Better short-term survival of blacks with heart failure is linked to less severe illness at hospital admission

Blacks suffer from higher rates of heart failure as well as related hospitalizations and deaths than whites. Yet, paradoxically, black patients hospitalized for heart failure have better short-term survival than white patients. One reason may be that black patients are less severely ill when they arrive at the emergency department (ED), suggests a new study. The University of Pittsburgh researchers analyzed 1,408 black and 7,260 white patients in one State, who were admitted to the hospital from the ED during 2003 and 2004 and discharged with a diagnosis of heart failure. The researchers used three clinical prediction rules to estimate patients' severity of illness at the time of hospital admission.

Overall, black patients were younger than white patients (65.8 vs. 77.4 years) and were 1.16 to 4.3 times more likely to be assigned to the lowest risk classes by the three prediction rules. The authors suggest several possible explanations for this. Blacks are less likely than whites to have a usual source of care and thus may be more likely to seek initial treatment for heart failure in the ED. Better access to primary care for white patients may paradoxically result in greater severity of illness when they do arrive at the ED, because they are more likely to visit the ED after failure of initial outpatient treatment.

After adjusting for hospital clustering, blacks were 25 percent less likely to suffer hospital death and complications and 66 percent less likely to die within 30 days.
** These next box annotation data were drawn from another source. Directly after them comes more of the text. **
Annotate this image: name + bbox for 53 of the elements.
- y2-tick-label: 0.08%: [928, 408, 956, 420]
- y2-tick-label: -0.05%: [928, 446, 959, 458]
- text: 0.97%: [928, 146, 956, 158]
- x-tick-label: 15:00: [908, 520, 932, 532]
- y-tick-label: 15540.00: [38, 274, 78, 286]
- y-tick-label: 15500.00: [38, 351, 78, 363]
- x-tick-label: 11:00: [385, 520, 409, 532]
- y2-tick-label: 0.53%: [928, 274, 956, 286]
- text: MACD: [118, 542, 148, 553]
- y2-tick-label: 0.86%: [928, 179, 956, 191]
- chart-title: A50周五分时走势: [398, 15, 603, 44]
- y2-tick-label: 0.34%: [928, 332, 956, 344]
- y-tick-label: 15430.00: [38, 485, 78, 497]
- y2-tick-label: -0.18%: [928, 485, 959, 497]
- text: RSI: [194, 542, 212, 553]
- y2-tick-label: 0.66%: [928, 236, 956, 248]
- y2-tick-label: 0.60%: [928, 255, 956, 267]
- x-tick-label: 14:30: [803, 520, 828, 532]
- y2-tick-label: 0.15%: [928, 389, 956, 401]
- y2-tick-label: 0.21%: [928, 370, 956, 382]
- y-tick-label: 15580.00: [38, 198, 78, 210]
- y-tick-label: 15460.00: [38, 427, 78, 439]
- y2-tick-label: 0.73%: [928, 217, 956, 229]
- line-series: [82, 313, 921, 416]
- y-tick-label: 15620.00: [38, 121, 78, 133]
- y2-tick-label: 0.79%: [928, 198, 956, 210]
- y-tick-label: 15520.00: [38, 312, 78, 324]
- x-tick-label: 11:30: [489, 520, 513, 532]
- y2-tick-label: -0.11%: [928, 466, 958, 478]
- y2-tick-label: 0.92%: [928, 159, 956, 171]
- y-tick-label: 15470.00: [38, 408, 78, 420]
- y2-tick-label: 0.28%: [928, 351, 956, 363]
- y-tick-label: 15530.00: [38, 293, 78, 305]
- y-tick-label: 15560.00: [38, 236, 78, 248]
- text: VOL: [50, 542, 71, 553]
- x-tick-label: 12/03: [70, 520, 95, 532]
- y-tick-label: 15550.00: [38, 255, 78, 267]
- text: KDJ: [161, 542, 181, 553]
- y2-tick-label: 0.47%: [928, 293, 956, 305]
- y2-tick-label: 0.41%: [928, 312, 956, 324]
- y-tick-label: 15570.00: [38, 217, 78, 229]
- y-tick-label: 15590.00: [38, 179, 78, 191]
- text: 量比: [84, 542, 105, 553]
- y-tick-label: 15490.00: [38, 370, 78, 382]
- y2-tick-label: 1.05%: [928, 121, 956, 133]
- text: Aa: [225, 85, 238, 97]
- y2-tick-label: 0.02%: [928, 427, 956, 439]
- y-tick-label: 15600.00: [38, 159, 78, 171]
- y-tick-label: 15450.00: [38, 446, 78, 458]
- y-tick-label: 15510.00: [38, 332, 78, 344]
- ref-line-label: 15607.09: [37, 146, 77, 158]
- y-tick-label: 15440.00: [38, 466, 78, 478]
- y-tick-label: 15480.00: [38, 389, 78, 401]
These findings suggest a varying opportunity between black and white patients when considering alternative initial treatment strategies and site of care, conclude the researchers. Their study was supported by the Agency for Healthcare Research and Quality (HS10888).

More details are in "Differences in initial severity of illness between black and white emergency department patients hospitalized with heart failure," by Thomas E. Auble, Ph.D., Margaret Hsieh, M.D., M.S., and Donald M. Yealy, M.D., in the February 2009 American Heart Journal 157(2), pp. 306-311.